It feels really weird to talk about this because some of the things I mention are tropes in TV shows, Books, or Movies that I relate to, and I'd imagine that's because I can't really know how other people order their thoughts unless we talk about it. The issue being that the topic of how we think isn't very common, but it is something I seek out in the media I consume. Some more of the discomfort comes from the fact that if I try to find others talking about it online, the search results are overtaken by discussions of the media it was mentioned in instead of people who also feel the same way, or even just find that way of thinking interesting.
Suffice to say, I'll be using words and structures similar to some media you might have consumed, but I'm trying to convey something entirley unrelated to the media. The media from which I have taken these words only gave me the ability to comunicate these ideas in words.


I've been facinated by the idea of a Mind Castle ever since I was a child. I think that's in part because I don't really have an internal monolouge like I've heard others descibe in the few times it's actually been brought up. What monolouge I do have is more of a shape that I navigate, but it's so nebulous that I would personally steer away from calling it something as concrete as a castle.
It's closer to a sphere that has everything related to that thing packed into one space, one that I can expand, shrink, or rotate to get varying perspectives on. If you've read my piece called The City of Clay, it's kind of similar to that. In fact, It has holes when there are pieces missing and it comes to mind when the shape of that hole is found somewhere, making it a useful mindscape for mapping out my ideas.

I like to keep problems I'm trying to solve in the back of my mind, anyone who's watched my streams will have seen me talking about something and then out of the blue find a solution to something seemingly unrelated.

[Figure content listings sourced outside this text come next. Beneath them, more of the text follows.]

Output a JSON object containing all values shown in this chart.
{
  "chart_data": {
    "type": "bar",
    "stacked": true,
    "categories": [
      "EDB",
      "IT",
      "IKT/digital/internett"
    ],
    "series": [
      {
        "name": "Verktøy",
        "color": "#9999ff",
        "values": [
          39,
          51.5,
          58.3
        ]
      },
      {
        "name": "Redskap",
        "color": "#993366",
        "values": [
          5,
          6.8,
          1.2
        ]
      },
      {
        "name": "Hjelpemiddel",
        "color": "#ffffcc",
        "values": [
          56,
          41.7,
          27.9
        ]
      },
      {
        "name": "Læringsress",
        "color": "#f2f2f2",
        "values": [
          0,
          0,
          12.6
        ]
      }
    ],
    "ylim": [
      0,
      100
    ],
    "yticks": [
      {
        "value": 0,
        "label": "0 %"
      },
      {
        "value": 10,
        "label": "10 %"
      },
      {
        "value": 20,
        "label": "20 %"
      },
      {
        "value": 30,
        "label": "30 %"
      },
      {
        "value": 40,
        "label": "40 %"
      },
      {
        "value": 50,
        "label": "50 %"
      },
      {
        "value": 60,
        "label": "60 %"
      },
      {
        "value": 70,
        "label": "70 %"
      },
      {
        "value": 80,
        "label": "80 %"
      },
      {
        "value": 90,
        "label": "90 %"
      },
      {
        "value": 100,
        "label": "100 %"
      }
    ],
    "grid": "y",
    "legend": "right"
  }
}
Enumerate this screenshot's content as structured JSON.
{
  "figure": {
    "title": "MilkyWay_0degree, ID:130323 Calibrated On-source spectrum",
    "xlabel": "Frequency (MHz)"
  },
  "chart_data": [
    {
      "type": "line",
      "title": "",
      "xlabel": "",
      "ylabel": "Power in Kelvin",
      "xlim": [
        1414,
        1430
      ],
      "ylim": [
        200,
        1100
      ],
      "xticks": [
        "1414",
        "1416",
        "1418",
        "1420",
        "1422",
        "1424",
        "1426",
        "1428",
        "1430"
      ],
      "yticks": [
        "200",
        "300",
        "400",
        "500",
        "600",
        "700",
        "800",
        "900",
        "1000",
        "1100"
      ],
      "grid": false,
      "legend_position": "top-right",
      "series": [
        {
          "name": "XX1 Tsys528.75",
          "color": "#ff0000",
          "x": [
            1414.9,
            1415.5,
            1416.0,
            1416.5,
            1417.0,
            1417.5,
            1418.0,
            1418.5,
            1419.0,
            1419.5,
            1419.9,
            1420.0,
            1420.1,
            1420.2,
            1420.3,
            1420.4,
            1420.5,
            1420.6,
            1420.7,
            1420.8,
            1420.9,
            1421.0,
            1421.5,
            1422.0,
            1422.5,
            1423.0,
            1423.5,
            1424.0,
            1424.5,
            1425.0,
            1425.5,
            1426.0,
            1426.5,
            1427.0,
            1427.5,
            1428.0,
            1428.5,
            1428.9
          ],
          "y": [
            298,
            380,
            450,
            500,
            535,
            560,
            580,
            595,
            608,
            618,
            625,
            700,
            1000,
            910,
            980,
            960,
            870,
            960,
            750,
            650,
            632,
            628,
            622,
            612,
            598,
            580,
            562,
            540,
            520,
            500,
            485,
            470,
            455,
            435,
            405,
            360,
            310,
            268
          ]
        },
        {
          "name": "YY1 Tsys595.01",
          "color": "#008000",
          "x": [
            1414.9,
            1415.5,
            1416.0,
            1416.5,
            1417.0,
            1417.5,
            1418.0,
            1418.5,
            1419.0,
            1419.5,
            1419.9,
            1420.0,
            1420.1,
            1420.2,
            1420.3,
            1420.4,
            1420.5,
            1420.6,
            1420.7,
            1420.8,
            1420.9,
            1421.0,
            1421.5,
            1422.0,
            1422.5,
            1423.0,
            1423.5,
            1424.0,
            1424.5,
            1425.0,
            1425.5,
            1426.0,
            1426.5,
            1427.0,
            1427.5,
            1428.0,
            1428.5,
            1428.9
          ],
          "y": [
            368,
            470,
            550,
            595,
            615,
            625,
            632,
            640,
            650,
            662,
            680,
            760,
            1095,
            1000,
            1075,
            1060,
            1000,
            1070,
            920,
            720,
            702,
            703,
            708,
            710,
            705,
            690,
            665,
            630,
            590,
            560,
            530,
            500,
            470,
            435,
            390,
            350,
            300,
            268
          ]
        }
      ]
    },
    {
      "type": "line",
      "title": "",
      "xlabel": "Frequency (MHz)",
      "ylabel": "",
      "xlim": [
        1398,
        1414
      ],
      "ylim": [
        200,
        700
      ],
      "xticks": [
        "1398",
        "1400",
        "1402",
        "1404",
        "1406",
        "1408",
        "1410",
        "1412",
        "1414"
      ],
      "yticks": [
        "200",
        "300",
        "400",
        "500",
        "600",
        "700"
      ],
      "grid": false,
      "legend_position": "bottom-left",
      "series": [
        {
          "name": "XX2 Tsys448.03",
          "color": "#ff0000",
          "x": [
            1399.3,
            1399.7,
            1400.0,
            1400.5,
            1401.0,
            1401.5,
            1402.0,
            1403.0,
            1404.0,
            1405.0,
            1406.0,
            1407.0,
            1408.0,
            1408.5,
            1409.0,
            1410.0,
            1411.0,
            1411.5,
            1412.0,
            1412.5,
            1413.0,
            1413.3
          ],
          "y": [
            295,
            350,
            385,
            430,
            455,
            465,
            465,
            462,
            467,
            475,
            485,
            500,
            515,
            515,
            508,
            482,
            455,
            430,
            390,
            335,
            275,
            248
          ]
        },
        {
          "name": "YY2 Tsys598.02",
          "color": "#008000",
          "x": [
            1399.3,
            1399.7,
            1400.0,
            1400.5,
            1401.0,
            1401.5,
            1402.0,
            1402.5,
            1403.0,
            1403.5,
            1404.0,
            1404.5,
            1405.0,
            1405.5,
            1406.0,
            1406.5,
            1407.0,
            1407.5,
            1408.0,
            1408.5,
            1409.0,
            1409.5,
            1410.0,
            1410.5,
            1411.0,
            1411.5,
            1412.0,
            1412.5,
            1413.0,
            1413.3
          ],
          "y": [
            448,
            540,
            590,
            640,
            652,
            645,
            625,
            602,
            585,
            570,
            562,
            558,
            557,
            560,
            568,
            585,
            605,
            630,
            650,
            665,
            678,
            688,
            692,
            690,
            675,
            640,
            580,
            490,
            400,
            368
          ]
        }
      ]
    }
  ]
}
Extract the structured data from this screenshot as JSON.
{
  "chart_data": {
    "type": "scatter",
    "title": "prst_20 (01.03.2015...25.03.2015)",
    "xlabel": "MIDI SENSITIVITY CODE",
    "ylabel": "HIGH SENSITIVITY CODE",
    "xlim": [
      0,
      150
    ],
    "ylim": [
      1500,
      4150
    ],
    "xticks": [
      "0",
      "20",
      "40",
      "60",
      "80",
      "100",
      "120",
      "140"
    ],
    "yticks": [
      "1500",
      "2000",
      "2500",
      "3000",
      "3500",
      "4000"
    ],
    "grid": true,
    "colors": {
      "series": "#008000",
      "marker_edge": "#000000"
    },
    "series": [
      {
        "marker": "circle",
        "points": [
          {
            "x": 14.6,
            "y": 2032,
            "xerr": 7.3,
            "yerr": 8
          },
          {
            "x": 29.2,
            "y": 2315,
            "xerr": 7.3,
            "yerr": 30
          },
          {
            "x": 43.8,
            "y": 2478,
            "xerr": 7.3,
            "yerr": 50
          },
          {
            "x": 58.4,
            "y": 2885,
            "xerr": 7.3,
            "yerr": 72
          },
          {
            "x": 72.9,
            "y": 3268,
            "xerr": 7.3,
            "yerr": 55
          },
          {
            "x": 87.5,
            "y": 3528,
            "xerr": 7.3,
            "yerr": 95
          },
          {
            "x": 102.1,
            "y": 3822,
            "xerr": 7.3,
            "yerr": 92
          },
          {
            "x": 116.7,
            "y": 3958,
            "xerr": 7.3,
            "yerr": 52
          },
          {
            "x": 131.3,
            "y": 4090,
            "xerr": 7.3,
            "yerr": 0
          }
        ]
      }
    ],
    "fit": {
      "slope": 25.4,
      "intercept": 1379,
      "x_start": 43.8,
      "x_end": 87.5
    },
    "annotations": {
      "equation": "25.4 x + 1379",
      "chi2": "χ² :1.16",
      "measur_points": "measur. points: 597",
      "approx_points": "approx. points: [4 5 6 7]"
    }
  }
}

I wasn't activley thinking about that problem, but the shape of whatever idea that came up in the conversation fit the hole left in my problem and it brought it back to the forefront of my mind.

Any time I've tried to talk about the "advantages" this way of looking at problems gives me, it feels like I'm trying to say I'm special. But I really do think that other people have a similar way of thinking. Not everyone sure, I grant that everyone has a different way of thinking and this is just one of maany. But this isn't anything special. Everyone has quirks to their thoughts and it's a cool thing to talk about pr explore. There are plenty of downsides to the way that I think and ways that it overwhelms me.
With how rarely we talk about how we think, it's hard to even get the right words to express those ideas without sounding like some ancient philospher. That's not what I want to be here, and I think that's the same for most people who want to share the way their mind works.

For me, those spaces left in problems I've put on the backburner can come up at the worst times and distract me. Even worse, they can come up when the "solution" at hand isn't a solution at all or I can have dozens of them come to mind one after another like bees slamming into my head. All of these projects or ideas that I've had that are just not quite right with tons of information attached atacking me all at once. I know that's not a uniuqe experince, and yet it's hard for people to talk it about without sounding insane.


In a lot of ways I love the way I think. I personally find it beautiful, the way my thoughts present themselves internally feel like a moving wave or a motion that leads to it's memory. I used to play the clarinet in my teens and I really want to pick up another instrument, I feel like I could do a lot with that motion if I just had the tools to do so. In fact, that's a lot of what my abstract art is. When I look at the strokes I've started it's just like following the path of my thoughts, knowing exactly where to move to fill in the spaces.
I remember where I was both physically and mentally for nearly every piece of art that I've made, whether that's from me "writing" that motion down, or the emotional connection I have to it, I'm not sure. But the comparsison between the two types of motion will always stick with me.